In phase one of a bias for action in action, I discussed selection of a problem or situation needing management attention and gathering a team of colleagues to assist in the effort. Phase two involves thinking through what you might actually do.
In many organizations filled with type A personalities and a penchant for studying things to death, this step is pretty easy; consider a few ideas and then task somebody with looking into it further. The trouble with this approach is, far too few possibilities are ever considered and I have previously discussed the downside of talking about and studying things as a substitute for action. This is why companies like IDEO and others have made some form of idea generation, whether you call it brainstorming or something else, a core ingredient of their creative, innovative process.
When I introduce an idea generation exercise into my management workshops, I often get a predictable negative reaction from some of the managers. I would describe it this way: this is sure a waste of time considering a lot of silly and downright stupid things that would never work anyway. But I persevere insisting that in one hour, each group — I break participants into groups to introduce a germ of competition — come up with a minimum of 75 ideas about how to address the problem they have chosen as their focus. I set some ground rules for the session and turn them loose. Invariable they exceed expectations and most admit they enjoyed the experience.
The point of a brainstorming exercise of some kind is not just to have some fun — although it generally is — but to generate a sizeable collection of creative ideas for approaching a problem that would never be assembled otherwise. This is another reason why you need a team of passionate colleagues to assist in your effort.

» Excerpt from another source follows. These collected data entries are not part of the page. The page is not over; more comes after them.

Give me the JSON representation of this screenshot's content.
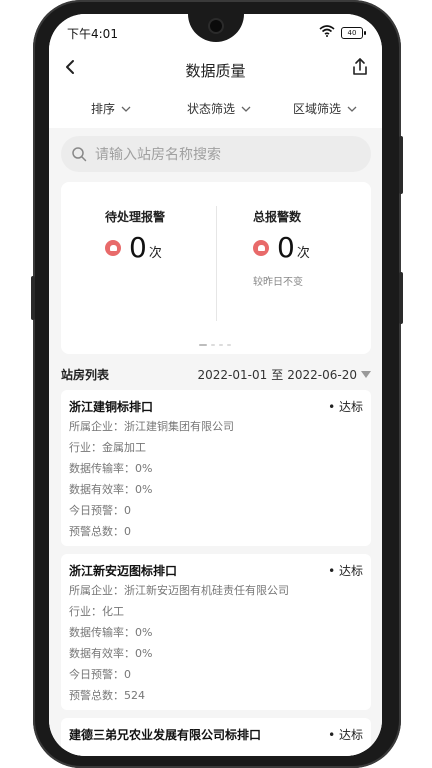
{
  "status_bar": {
    "time": "下午4:01",
    "battery": "40"
  },
  "header": {
    "title": "数据质量"
  },
  "filters": [
    {
      "label": "排序"
    },
    {
      "label": "状态筛选"
    },
    {
      "label": "区域筛选"
    }
  ],
  "search": {
    "placeholder": "请输入站房名称搜索"
  },
  "stats": {
    "pending": {
      "label": "待处理报警",
      "value": "0",
      "unit": "次"
    },
    "total": {
      "label": "总报警数",
      "value": "0",
      "unit": "次",
      "note": "较昨日不变"
    }
  },
  "list": {
    "title": "站房列表",
    "date_from": "2022-01-01",
    "date_sep": "至",
    "date_to": "2022-06-20"
  },
  "cards": [
    {
      "name": "浙江建铜标排口",
      "status": "• 达标",
      "company": "所属企业：浙江建铜集团有限公司",
      "industry": "行业：金属加工",
      "transfer": "数据传输率：0%",
      "valid": "数据有效率：0%",
      "today": "今日预警：0",
      "total": "预警总数：0"
    },
    {
      "name": "浙江新安迈图标排口",
      "status": "• 达标",
      "company": "所属企业：浙江新安迈图有机硅责任有限公司",
      "industry": "行业：化工",
      "transfer": "数据传输率：0%",
      "valid": "数据有效率：0%",
      "today": "今日预警：0",
      "total": "预警总数：524"
    },
    {
      "name": "建德三弟兄农业发展有限公司标排口",
      "status": "• 达标"
    }
  ],
  "colors": {
    "alarm": "#e86a6a",
    "background": "#f5f5f5"
  }
}
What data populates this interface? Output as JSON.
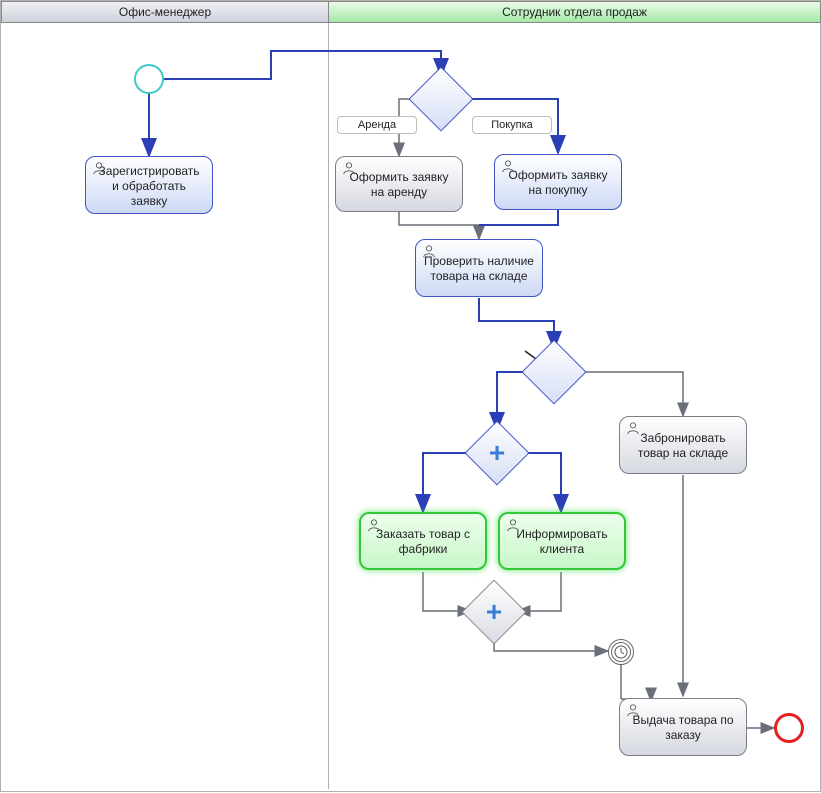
{
  "lanes": {
    "office": "Офис-менеджер",
    "sales": "Сотрудник отдела продаж"
  },
  "tasks": {
    "register": "Зарегистрировать и обработать заявку",
    "rent": "Оформить заявку на аренду",
    "purchase": "Оформить заявку на покупку",
    "stock": "Проверить наличие товара на складе",
    "order": "Заказать товар с фабрики",
    "inform": "Информировать клиента",
    "reserve": "Забронировать товар на складе",
    "delivery": "Выдача товара по заказу"
  },
  "flow_labels": {
    "rent": "Аренда",
    "purchase": "Покупка"
  },
  "colors": {
    "sequence": "#2a3fb6",
    "sequence_gray": "#6b6f79",
    "gateway_border": "#3f55c9",
    "task_green": "#32c837",
    "end_event": "#e22020"
  }
}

The three books I discussed in my blog entry entitled “Design Thinking” will provide you with plenty of insight into how the pros approach the art of brainstorming. The key ingredients of your idea generation effort should be to stay focused on the topic, to encourage out of the box thinking, and to keep the process free-flowing, uncensored, and non-judgmental. It is important that participants listen respectfully to one another, willingly accept any idea no matter how it may strike them at the time, and most importantly, be prepared to build on each other’s ideas. Be certain to record everything you hear. Trust me, in the end , some really creative and innovative ideas will surface that you would never have considered otherwise.

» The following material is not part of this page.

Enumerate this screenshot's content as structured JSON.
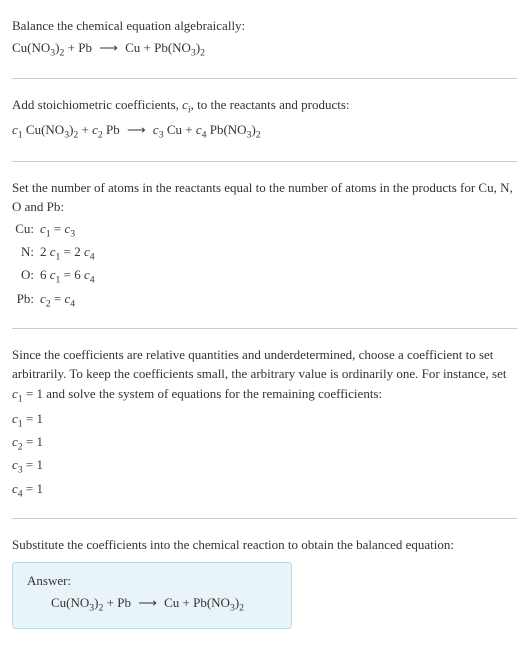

In his book “Change By Design” , Tim Brown notes that while brainstorming may not be the only valuable idea generation technique, it “proves its worth when the goal is to open up a broad spectrum of ideas. Other approaches are important for making choices, but nothing beats a good brainstorming session for creating them“ (p. 79).
Once your idea generation session is complete, the next step involves a clear-headed search for the best ideas in the long list of possibilities you have collected. There is no magic number here, but I prefer no more than what the group considers the top four or five. If your initial cut down list is longer, take another run at it.
This completes phase two. In my next posting — phase three — I will discuss the ultimate purpose of this bias for action exercise: DOING SOMETHING.